Pressure Cooker vs Slow Cooker: Preparing Pot Roast
A pot roast is a delicious, economical meal that everyone loves. The slow-roasted beef cooked in a homemade stock with some carrots and onions perhaps served with a lovely glass of red wine – food of the Gods, in our opinion! In this article, we are going to compare 2 debatable cooking appliances for preparing pot roast, which is the pressure cooker vs the slow cooker.
The traditional way to make a pot roast is to slow cook it for the meat to become tender and moist. The cheaper the cut, the better the flavor is the usual rule – there is no point in buying an expensive cut because it just doesn’t work as well.
Cooking a pot roast in the slow cooker is very easy, and as with most home-cooked favorites, there is a wide range of different recipes and tips. This is essentially a one-pot meal that cooks a joint of meat alongside the vegetables and gravy. Where it differs from a stew or casserole is that you roast the whole piece of meat rather than dicing it before cooking.
If you are cooking this meal in a slow cooker, it does take a long time. You first sauté or brown the meat and then add the stock. In general, it takes about 4 hours on a high setting and around 8 hours on low. If you are going to add vegetables some cooks advise adding these about 45 minutes from the end. Other people cook it all together from the start. It is up to you.
Cooking a pot roast in a pressure cooker is much faster. Depending on the size of your meat joint and the recipe you are following, the results will be the same as slow cooking but will cook much faster.
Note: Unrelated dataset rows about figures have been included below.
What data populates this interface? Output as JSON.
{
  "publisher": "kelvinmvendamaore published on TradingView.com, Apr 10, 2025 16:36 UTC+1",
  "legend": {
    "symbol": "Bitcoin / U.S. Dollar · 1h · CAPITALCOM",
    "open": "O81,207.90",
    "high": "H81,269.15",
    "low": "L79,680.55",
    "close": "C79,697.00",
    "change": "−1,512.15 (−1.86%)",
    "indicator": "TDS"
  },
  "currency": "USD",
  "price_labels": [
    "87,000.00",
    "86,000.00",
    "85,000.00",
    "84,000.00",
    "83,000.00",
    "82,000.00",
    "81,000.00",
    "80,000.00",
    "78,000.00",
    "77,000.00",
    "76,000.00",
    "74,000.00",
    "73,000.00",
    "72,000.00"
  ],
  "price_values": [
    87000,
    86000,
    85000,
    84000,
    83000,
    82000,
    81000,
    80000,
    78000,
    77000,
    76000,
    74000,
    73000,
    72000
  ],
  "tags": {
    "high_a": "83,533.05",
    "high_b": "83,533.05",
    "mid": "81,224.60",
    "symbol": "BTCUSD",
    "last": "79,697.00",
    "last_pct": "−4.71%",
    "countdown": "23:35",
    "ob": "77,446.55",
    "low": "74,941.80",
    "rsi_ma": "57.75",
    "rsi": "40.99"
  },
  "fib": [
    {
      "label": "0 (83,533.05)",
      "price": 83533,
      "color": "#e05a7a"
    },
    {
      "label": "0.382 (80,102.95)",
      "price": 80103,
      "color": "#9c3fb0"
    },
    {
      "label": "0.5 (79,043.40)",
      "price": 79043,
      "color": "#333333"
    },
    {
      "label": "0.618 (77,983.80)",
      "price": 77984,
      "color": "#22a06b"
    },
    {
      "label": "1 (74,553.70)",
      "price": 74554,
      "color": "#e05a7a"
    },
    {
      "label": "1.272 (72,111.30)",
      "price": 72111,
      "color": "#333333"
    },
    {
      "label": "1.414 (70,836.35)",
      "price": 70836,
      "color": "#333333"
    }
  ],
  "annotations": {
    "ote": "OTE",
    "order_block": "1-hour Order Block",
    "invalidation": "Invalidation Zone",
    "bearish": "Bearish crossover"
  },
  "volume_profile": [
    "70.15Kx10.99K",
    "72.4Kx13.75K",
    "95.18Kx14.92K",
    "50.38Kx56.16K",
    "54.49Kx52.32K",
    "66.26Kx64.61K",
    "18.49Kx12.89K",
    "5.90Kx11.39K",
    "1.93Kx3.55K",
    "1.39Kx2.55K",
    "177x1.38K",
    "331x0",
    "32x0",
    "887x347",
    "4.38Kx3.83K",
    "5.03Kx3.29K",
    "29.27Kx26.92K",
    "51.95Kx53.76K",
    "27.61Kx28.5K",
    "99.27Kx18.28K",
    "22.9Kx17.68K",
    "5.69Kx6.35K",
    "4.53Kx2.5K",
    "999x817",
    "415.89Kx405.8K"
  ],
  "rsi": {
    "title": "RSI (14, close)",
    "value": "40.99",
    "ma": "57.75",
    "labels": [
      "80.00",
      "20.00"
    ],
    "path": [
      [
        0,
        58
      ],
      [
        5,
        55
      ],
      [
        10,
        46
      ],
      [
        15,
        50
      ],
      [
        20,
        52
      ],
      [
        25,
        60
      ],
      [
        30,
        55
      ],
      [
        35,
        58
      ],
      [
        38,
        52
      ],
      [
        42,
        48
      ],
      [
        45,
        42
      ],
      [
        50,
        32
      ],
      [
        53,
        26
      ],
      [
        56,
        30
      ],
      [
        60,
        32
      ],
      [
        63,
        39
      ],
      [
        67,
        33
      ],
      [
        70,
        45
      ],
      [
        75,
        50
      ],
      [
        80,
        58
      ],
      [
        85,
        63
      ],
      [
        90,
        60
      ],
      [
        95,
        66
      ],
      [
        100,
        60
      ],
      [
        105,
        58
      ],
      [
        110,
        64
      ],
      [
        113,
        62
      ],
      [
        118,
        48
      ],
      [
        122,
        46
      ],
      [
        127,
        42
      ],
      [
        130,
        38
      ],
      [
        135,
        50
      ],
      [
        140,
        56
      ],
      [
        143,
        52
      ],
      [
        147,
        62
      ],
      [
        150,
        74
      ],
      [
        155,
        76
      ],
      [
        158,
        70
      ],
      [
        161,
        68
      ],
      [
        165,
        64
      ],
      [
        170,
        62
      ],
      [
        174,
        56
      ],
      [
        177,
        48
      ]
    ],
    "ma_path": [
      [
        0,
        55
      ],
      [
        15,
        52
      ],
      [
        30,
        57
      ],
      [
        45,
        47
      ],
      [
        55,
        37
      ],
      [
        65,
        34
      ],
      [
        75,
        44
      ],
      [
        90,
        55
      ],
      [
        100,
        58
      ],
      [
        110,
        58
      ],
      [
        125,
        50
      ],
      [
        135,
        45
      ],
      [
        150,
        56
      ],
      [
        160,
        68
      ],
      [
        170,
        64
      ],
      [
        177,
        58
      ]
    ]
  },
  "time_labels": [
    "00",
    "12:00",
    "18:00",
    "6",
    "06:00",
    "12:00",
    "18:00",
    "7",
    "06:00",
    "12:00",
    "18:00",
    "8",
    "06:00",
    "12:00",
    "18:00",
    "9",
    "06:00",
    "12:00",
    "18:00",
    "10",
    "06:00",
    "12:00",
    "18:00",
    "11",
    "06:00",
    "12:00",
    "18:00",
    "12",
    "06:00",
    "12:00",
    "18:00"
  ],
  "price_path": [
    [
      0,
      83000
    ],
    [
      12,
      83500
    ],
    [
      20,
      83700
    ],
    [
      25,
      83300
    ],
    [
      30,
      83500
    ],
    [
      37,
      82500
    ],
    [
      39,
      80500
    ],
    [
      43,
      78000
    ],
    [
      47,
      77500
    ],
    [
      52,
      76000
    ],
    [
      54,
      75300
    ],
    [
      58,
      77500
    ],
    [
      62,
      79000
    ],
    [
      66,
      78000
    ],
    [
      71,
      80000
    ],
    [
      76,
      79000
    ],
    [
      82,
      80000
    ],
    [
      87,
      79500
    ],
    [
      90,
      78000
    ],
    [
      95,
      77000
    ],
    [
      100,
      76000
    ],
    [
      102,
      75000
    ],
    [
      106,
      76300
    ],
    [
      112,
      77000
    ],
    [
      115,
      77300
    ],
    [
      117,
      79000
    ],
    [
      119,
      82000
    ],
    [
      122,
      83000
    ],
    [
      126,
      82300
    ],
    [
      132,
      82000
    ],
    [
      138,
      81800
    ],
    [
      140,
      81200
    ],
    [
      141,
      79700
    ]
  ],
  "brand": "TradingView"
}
As with slow cooking, you sear the meat first and then add onions. Now add the water or stock and set the pressure cooker to high pressure and cook.
For an average beef joint of around 3 lbs, this should take 70 minutes. Check out your recipe book and cooking instructions for the optimum cooking time. Slow-release the lid, and your pot roast meat will be ready to eat.
The slight downside to cooking a pot roast in a pressure cooker is that if you want to add vegetables, they will become mushy if you cook them for the same time as the meat. To do this, you should quick-release the pressure after you cook the meat for around 30 minutes, add your vegetables, replace the lid, and carrying on cooking the food together.
This is a slight inconvenience, but since cooking your pot roast in your pressure cooker saves you hours of cooking time, in our opinion, it is undoubtedly worth it.